Estávamos nos anos 80, e o comboio tornava a minha escola muito procurada. Os professores vinham efectivar, ficavam dois ou três anos até conseguirem vaga mais próxima. De Coimbra ou de Lisboa, sem vontade de ver definhar a sua brilhante existência em vila de província.
Era chegarem, não raro atrasados, culpa do comboio, com justificação assinada pelo chefe de estação, aceite com a benevolência da direcção, que lhes retirava as faltas, “darem” as suas aulas, saírem à pressa, muitas vezes antes do toque, para apanharem o próximo comboio que os levava dali para fora, para a civilização onde podiam respirar de alívio e criticar pelos cafés a escola que era a sua, mas não sentiam como tal.
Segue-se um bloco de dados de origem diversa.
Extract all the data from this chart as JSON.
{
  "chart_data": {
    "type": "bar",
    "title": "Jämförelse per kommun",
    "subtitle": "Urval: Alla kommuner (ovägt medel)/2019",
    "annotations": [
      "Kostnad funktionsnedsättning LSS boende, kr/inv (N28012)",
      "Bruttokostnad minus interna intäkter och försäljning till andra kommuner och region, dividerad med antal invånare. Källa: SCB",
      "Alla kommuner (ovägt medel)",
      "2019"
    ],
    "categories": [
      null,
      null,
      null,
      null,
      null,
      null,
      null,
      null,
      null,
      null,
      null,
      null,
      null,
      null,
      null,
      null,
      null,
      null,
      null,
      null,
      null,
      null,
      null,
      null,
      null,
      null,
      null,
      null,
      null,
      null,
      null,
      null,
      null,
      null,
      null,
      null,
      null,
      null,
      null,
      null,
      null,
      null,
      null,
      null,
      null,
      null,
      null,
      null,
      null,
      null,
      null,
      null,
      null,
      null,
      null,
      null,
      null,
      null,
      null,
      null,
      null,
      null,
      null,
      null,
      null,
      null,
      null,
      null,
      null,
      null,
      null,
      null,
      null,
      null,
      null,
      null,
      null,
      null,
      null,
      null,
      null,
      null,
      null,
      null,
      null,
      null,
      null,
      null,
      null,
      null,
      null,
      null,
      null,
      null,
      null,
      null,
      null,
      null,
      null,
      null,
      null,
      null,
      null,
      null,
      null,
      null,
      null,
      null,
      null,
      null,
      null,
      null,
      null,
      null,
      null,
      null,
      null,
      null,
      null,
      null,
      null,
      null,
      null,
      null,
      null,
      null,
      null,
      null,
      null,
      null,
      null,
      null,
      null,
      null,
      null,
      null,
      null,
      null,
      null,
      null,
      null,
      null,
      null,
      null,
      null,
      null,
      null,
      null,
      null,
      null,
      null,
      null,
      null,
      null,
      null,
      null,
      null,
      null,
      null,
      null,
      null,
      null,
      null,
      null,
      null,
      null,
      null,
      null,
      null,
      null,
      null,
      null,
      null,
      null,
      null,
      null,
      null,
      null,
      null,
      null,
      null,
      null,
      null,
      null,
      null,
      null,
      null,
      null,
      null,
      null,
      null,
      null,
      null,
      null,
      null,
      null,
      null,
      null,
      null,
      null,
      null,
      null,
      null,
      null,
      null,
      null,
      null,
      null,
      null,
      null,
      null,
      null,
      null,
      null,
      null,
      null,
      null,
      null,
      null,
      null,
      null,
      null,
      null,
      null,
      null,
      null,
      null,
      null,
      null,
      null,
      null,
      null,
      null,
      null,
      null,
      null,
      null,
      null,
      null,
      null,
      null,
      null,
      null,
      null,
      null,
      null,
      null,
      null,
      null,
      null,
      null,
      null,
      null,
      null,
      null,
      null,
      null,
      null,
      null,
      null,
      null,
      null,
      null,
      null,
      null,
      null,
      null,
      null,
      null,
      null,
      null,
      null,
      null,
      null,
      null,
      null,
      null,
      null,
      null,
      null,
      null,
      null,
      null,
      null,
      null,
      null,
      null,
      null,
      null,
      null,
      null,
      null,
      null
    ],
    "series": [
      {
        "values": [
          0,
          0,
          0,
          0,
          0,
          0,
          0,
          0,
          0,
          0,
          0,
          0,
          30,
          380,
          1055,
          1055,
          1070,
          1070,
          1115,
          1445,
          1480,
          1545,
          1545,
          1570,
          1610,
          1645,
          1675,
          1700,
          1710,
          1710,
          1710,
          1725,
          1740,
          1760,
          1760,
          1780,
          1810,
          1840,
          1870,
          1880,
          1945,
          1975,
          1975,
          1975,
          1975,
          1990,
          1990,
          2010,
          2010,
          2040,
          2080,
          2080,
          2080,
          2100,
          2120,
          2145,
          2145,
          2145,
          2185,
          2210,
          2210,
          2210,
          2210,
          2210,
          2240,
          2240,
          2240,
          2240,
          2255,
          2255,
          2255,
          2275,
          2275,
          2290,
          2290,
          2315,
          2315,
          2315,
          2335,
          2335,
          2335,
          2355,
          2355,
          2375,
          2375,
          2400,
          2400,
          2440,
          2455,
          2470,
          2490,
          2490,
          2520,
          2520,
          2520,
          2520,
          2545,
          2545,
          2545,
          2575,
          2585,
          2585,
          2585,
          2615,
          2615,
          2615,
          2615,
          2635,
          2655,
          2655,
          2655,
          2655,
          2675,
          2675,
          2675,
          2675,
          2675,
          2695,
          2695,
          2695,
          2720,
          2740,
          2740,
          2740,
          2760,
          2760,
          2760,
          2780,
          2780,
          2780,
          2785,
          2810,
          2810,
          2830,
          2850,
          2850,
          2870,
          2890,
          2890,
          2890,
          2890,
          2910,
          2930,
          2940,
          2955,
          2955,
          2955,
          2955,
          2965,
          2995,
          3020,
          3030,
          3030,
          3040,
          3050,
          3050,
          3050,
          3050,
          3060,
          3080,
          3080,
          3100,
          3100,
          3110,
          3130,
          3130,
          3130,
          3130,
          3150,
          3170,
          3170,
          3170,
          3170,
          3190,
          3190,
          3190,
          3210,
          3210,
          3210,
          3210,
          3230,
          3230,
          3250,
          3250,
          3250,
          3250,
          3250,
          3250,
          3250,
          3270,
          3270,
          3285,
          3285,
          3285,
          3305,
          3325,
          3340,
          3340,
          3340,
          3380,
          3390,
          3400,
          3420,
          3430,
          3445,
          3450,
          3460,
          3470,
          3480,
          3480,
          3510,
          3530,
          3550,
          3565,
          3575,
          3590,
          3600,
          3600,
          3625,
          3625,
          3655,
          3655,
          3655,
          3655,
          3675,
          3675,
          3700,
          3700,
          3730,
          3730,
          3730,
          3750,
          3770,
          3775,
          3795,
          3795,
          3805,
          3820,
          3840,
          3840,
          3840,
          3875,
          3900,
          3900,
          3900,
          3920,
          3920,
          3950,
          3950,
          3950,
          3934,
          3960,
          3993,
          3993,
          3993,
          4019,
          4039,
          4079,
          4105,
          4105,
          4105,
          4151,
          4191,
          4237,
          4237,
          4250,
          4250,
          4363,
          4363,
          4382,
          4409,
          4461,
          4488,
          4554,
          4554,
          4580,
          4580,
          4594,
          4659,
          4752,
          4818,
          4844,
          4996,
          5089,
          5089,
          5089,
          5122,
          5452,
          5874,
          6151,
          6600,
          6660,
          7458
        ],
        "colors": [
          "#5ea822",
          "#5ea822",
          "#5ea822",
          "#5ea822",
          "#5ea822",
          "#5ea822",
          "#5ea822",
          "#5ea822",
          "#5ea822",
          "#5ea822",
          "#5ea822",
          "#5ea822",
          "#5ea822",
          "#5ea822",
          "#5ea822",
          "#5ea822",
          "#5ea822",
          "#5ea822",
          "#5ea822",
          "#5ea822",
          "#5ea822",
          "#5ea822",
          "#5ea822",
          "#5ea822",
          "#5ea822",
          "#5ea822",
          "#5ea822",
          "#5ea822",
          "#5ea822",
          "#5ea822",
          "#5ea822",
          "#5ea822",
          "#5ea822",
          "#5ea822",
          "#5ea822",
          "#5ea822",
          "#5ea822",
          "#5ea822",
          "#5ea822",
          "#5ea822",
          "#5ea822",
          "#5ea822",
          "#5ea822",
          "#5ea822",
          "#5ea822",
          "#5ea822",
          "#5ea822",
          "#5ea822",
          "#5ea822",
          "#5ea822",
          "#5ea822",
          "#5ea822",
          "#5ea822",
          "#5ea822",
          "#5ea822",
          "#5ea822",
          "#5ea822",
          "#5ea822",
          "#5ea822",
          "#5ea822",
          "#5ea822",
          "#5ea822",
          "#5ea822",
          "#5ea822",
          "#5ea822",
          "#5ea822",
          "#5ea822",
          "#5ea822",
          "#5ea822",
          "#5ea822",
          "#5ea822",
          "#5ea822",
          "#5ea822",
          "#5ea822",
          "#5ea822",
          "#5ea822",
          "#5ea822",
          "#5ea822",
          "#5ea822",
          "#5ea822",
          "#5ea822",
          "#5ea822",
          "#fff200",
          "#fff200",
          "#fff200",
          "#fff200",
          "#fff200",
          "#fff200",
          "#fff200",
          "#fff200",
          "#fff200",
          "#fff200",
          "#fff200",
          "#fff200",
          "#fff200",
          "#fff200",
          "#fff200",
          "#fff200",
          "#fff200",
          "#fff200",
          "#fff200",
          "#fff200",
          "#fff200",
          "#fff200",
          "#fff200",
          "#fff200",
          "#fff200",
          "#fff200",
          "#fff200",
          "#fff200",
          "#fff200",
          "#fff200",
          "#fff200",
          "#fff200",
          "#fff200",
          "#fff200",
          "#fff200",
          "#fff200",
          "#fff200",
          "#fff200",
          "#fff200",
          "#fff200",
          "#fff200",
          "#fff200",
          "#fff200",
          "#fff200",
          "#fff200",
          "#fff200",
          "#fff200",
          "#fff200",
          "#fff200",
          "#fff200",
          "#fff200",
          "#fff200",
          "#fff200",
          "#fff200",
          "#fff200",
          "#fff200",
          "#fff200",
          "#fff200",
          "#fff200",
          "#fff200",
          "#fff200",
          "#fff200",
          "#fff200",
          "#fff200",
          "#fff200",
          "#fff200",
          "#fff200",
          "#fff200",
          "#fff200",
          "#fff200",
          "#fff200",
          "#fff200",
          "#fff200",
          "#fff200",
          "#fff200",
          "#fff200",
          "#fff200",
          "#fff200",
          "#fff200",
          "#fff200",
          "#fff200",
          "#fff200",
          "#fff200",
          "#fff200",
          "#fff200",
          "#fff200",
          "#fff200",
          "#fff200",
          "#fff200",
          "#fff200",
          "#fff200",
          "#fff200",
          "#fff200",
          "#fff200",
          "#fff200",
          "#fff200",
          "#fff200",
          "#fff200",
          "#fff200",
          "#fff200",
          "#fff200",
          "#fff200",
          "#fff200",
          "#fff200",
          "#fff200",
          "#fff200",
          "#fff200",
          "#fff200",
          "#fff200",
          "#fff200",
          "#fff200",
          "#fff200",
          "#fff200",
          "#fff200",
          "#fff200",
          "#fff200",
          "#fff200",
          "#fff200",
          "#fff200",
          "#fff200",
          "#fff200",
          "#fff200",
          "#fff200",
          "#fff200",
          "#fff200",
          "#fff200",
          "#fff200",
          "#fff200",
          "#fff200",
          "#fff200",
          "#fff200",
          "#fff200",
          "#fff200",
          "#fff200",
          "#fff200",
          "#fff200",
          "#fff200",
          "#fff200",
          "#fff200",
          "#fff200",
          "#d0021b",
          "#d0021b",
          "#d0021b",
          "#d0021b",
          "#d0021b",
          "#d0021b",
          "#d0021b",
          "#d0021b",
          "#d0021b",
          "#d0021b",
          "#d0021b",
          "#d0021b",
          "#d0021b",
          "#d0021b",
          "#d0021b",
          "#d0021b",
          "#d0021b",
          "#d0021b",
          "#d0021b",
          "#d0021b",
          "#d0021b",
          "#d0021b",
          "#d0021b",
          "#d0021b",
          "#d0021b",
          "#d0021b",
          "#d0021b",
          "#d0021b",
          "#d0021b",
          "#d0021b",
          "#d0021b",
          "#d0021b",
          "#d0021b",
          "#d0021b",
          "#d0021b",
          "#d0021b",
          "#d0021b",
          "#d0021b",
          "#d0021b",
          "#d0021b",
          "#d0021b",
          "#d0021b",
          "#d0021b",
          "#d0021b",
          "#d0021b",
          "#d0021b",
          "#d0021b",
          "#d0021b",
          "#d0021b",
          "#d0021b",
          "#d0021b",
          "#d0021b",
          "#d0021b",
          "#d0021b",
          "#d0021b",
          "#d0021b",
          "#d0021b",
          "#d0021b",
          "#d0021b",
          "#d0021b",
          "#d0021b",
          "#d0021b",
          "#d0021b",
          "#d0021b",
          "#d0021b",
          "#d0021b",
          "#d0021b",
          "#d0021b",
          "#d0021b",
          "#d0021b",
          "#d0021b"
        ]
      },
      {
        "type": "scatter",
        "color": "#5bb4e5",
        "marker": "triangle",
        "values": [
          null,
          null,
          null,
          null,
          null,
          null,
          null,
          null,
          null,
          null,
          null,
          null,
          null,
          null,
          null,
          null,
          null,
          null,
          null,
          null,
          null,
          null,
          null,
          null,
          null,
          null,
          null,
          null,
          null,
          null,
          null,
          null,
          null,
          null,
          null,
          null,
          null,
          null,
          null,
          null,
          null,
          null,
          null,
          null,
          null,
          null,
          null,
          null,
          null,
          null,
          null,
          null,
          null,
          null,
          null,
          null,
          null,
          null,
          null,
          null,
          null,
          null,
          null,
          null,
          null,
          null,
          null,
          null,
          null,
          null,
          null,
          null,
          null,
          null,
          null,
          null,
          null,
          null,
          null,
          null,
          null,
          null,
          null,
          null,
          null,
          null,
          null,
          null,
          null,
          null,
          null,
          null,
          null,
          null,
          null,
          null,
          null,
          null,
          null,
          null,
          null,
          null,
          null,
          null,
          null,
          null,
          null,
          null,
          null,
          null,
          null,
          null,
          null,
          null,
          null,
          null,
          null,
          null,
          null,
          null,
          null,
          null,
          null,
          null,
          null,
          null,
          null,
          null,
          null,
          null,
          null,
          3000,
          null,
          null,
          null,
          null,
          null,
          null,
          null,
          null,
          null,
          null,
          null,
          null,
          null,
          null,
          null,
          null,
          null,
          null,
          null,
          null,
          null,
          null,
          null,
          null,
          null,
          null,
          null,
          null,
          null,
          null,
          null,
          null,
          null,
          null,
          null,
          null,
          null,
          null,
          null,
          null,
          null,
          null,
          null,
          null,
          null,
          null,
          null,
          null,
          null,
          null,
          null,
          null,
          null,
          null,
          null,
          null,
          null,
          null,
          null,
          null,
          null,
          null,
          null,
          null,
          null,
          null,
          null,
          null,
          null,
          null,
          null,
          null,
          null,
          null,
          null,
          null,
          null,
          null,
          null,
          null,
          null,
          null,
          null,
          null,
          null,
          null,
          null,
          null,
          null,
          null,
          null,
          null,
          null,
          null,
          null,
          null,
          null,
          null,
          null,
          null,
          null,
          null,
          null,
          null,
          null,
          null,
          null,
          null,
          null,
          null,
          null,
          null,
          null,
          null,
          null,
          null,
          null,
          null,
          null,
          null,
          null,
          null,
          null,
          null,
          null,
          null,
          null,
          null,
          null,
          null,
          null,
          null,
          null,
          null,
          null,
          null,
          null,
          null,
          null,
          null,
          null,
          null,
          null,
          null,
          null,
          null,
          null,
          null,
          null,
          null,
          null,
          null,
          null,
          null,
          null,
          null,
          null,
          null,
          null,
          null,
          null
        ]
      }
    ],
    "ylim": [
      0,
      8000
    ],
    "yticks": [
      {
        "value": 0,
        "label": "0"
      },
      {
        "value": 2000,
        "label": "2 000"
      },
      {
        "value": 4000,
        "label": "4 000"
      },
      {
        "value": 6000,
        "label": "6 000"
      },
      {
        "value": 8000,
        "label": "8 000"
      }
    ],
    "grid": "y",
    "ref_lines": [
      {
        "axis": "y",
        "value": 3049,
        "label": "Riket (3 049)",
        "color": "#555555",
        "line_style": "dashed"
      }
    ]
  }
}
Isto quando a CP não estava em greve — maquinistas, ou pessoal de estação, ou revisores, ou outros, pouco importava. Não podiam vir à escola, falta de transporte.
A nós outros, que vivíamos a escola como nossa, embora nenhum fosse natural da vila, só nos restava resmungar contra tal desapego, incomodados com a imagem que passava para fora, todos os professores metidos no mesmo saco.
Até porque alguns pareciam não ter compreendido a mudança que acarretava terem passado de alunos a professores.
Lembro-me, por exemplo, de um, guedelhas desgrenhadas, barba por fazer, a correr pela sala de professores, abrir a janela, gritar para um aluno que passava no átrio:
— É pá, chama-me esse gajo!
O aluno, estupefacto, olhava-o sem compreender.
E o meu colega, a ver que perdia a boleia para a estação:
— Depressa, chama-me esse gajo... Aquele professor que vai além...
Pois é, a degradação do estatuto social da profissão começou em nós, começou por nós.